Friday, December 16, 2011

House of Stress

It is Friday afternoon, phasing into evening.
I have just brought my oldest child home for Christmas.  He is stressed.  To the point of tears and then some.  College is more than he thought it was going to be. As I hear some of the details....the missteps, the errors in judgment, the uncertainty about 'how things work', the lack of initiative, of work ethic, of understanding of what needs to be done, of how to divide and conquer, I mask my face and try to stay distanced, above it.  After all, I did my best as a parent, as a model of 'I can', and 'do it now', and 'do MORE than what's expected'.  Where these lessons went, I don't know, but adding parental disappointment, anger, thoughts of 'I told you so' into the mix will not solve this issue.  He certainly doesn't lack in intelligence, but he lacks....something....and I don't know how to give it to him, teach it to him, grow it in him.  I try to hide the anxiety *I* feel.  It sounds like an academic disaster story, and I dread seeing the grades.  There is literally nothing I can do now except stay calm, try to offer the right advice, the right amount of advice.  Help him dissect the problem and take steps to solve it.  I simply cannot take ownership of this because there is little I can do.  It is on him now.  But he is clearly stressed.  And miserable.  What next?  What next?  And how to help?

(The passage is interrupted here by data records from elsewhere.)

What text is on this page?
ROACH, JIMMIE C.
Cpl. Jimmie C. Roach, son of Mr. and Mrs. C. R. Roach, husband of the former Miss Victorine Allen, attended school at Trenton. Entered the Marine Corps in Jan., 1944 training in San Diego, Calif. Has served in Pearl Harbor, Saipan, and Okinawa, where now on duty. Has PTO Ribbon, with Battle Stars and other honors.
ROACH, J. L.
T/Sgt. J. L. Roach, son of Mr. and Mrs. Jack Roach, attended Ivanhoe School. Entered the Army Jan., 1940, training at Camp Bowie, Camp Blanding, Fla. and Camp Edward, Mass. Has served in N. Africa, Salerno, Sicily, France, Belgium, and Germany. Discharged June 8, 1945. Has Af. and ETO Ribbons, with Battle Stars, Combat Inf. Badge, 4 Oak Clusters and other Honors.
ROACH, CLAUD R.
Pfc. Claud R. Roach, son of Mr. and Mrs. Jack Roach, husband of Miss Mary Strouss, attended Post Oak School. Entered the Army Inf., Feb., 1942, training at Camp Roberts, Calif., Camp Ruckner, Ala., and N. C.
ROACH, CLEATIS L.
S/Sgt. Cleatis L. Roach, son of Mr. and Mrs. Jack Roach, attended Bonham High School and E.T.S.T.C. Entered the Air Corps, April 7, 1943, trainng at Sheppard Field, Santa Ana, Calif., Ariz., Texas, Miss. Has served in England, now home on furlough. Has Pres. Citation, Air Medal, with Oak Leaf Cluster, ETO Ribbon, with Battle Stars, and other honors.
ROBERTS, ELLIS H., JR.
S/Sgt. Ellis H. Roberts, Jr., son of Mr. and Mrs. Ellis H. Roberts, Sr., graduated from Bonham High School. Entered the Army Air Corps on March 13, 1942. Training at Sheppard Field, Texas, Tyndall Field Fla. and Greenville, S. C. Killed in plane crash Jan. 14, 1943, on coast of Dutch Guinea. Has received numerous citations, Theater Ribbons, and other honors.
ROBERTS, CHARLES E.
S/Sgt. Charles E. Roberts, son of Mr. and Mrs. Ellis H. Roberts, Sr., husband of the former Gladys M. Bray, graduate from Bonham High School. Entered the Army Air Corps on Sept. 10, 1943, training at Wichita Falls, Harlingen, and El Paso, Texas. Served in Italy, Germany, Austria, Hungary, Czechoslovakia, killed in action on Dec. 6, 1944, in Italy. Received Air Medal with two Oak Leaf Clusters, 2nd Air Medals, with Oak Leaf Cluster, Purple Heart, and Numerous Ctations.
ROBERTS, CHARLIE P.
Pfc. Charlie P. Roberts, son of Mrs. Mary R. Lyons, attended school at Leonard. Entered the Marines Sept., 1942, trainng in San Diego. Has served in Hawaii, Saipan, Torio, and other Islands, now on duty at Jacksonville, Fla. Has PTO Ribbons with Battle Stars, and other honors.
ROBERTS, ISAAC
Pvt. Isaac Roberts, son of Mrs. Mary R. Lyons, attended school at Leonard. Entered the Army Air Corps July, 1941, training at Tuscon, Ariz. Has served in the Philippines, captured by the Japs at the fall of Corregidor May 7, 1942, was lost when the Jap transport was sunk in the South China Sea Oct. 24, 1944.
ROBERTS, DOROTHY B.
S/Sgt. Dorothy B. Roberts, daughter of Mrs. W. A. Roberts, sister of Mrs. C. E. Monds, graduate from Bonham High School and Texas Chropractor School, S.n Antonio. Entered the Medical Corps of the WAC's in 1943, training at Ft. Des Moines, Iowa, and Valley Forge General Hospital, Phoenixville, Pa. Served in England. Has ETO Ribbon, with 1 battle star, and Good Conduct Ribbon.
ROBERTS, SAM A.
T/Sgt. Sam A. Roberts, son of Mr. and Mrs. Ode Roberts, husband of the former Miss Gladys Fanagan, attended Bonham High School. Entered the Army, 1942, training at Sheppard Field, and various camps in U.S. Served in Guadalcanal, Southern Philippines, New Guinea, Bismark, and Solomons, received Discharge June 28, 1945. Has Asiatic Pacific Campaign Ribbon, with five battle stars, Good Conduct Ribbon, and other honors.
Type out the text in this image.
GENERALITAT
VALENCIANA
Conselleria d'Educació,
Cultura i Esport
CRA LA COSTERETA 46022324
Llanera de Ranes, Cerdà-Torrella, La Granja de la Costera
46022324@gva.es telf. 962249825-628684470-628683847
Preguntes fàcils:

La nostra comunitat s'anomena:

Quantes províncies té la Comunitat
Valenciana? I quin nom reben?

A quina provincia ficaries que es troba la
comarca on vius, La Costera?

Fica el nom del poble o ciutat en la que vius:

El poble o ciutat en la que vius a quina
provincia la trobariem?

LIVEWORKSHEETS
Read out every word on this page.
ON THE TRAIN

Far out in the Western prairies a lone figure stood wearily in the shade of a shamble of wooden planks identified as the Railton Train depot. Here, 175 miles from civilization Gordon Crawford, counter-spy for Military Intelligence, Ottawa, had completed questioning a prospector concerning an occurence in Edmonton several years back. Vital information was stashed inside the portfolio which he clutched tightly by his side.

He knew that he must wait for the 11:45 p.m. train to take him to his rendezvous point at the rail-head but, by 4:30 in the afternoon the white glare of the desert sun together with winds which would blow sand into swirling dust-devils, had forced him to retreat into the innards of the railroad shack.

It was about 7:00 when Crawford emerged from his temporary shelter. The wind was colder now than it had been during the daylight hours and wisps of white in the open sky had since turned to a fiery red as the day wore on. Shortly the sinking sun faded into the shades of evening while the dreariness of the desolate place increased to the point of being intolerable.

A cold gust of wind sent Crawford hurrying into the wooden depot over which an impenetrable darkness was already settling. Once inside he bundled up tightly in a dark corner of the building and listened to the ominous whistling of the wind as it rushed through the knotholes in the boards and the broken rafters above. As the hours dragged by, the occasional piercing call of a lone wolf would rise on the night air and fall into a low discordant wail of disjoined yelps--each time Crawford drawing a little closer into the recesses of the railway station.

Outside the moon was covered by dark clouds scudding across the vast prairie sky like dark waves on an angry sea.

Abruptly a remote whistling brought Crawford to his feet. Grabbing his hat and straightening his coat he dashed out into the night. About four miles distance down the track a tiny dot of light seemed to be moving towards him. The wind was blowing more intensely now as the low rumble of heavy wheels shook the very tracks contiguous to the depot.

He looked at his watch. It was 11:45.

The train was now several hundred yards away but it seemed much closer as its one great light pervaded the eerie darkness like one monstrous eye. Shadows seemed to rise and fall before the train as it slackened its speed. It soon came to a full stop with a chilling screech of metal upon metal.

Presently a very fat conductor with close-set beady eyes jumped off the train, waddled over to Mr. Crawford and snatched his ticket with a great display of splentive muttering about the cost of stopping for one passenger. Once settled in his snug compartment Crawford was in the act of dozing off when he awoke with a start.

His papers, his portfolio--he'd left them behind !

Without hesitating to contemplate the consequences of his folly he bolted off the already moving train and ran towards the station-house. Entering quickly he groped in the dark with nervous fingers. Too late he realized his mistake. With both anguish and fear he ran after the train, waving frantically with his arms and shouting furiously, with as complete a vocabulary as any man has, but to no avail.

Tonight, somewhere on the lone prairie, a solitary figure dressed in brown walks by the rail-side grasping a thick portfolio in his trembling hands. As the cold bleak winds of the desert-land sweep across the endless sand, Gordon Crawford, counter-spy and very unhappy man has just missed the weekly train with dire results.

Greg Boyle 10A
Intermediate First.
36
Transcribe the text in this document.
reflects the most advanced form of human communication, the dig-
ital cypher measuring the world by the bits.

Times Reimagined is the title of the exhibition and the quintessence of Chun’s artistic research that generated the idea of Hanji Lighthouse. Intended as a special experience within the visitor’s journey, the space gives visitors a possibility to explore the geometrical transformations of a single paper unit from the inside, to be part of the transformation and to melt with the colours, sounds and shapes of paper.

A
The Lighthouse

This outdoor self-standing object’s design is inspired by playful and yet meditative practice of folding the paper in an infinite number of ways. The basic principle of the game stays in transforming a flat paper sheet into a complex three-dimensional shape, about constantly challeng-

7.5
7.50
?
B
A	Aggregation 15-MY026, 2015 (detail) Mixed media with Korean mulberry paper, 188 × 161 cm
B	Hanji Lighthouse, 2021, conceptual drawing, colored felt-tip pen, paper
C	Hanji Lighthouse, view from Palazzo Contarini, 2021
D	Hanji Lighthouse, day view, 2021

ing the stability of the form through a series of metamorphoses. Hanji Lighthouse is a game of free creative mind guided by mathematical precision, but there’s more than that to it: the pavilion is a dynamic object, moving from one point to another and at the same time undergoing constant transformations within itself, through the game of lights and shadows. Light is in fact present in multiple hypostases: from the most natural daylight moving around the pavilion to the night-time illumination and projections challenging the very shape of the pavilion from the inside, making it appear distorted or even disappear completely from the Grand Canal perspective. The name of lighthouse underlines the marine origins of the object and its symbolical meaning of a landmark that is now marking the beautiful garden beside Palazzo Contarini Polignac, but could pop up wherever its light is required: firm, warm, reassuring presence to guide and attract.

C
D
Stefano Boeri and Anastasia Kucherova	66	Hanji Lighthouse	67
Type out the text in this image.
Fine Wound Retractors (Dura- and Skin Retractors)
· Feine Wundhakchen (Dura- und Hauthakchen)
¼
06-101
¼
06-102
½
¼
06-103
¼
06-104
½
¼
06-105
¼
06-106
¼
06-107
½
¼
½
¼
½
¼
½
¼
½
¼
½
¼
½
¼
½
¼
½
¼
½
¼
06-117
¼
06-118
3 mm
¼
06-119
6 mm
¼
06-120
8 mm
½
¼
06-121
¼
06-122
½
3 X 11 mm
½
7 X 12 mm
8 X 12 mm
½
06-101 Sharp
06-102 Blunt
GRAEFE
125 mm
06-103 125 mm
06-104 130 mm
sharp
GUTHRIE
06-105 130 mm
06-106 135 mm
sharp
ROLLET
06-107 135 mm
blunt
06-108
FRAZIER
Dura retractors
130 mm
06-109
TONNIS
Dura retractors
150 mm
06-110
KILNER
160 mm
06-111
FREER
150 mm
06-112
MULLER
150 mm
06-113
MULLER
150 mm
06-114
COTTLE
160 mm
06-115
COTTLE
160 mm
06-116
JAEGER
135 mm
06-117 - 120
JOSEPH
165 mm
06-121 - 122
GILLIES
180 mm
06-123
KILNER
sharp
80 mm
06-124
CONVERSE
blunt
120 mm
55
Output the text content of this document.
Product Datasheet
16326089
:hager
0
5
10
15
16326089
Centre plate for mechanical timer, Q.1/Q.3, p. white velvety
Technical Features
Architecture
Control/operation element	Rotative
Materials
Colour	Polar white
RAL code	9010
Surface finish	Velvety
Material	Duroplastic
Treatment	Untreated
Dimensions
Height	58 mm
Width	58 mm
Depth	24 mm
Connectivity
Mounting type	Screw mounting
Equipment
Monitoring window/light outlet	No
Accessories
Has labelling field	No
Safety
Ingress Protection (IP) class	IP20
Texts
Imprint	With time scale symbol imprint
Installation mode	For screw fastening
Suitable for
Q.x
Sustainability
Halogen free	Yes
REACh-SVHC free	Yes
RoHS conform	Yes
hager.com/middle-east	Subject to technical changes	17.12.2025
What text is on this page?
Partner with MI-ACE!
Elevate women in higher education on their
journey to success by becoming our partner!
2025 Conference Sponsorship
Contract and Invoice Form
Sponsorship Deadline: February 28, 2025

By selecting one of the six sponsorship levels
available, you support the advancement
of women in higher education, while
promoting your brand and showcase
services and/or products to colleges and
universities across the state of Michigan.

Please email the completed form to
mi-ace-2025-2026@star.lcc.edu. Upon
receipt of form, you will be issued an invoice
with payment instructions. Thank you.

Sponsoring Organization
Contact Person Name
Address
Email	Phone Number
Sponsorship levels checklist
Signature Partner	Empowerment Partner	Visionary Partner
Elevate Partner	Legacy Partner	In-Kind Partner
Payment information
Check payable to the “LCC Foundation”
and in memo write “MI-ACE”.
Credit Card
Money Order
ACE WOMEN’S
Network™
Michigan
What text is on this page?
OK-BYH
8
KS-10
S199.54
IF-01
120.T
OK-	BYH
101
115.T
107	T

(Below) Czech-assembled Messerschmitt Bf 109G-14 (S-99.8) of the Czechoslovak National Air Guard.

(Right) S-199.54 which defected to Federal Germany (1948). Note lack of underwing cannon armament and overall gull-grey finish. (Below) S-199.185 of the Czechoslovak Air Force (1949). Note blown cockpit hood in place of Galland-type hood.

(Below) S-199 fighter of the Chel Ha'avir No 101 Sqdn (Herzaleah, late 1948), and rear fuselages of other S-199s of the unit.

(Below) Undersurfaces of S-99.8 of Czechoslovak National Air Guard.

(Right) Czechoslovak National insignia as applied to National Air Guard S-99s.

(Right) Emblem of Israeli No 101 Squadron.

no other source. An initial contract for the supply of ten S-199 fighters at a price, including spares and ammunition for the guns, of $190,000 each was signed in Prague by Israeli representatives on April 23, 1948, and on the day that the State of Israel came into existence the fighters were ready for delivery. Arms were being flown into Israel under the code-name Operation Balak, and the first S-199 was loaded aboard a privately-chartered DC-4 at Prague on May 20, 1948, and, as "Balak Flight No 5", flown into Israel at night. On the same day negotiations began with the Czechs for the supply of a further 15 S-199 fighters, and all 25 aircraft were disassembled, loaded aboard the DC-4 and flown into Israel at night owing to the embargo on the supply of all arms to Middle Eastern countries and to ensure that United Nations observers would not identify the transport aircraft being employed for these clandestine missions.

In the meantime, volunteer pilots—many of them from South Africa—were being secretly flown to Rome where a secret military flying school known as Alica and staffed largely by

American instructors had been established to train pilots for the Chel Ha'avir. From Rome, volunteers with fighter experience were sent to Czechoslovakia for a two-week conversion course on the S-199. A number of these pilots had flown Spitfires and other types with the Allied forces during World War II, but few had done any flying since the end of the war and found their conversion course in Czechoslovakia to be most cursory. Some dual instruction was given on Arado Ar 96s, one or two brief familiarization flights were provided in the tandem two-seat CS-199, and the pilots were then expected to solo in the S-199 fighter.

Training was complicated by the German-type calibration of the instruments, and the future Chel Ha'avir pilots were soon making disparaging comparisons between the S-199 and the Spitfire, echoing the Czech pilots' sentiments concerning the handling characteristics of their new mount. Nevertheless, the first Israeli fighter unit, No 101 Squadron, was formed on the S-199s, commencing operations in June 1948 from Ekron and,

My 14-year-old gets off the bus.  I'm in the car, reading the paper and have just read an e-mail on my phone from his resource teaching documenting heightened anxiety these last couple days.  He gets in the car with me and says he wants to talk to me privately.  He is stressed, tired of school, does he have to go these last four days?  He hates swimming.  It's so cold and the gym teacher makes him write a paper about swimming every time he doesn't bring his swimming stuff and every time he gets in the pool.  There's a special needs girl in most of his classes whose behavior grates on his nerves and his sensibilities.  He hates how she treats the teachers, her inappropriate and disturbing behavior, her outbursts.  The principal and the gym teacher came in to talk to him and told him he was a smart boy and that made him cry--not in a positive way, but in a guilt-ridden way, as if a 'smart boy' should want to swim, want to fall in step with the masses around him, should should be tolerant of aberrant behavior even when it interrupts the educational process.  He speaks slowly, often losing his train of thought without prompting.  Feigned?  Maybe.  Maybe not.  I have a weekend to watch him.  And will consider paying an observatory visit to school on Monday, which may include pulling him out before swimming. 

And now here is my husband home from school.  He, too, has four days left of the chaos they call urban education.  He is an artist, a poet, a writer, and he just received poor marks as a disciplinarian on his annual evaluation.  Since I quit my job as the same, he is the sole supporter of our family and thus, he can't quit.  He lives his employed life in his own private hell of ghetto children who scorn his values and disrespect him beyond what any human soul should have to endure.  He tries to maintain a teaching atmosphere in a sea of jeering, mocking faces that could care less about education or what my gentle husband might have to share with them.  At night, he talks in his sleep, twitches and starts.  School and stress dreams.  By day, he is tense, short with us all, and it's not good, not good.  We have debts and he has years left ahead of him before he can depart.  Will he make it?  Will he make it with his health intact?

I walk carefully through this minefield, my own stresses on hold for now, praying for strength, patience, the right words to keep everyone going.  Strong for us all.  Hold on, everyone.  Just hold on.  There are vacation days ahead.  Retirement looms.  A chance to start over is coming.  Keep the faith, keep walking, and......walk towards the light.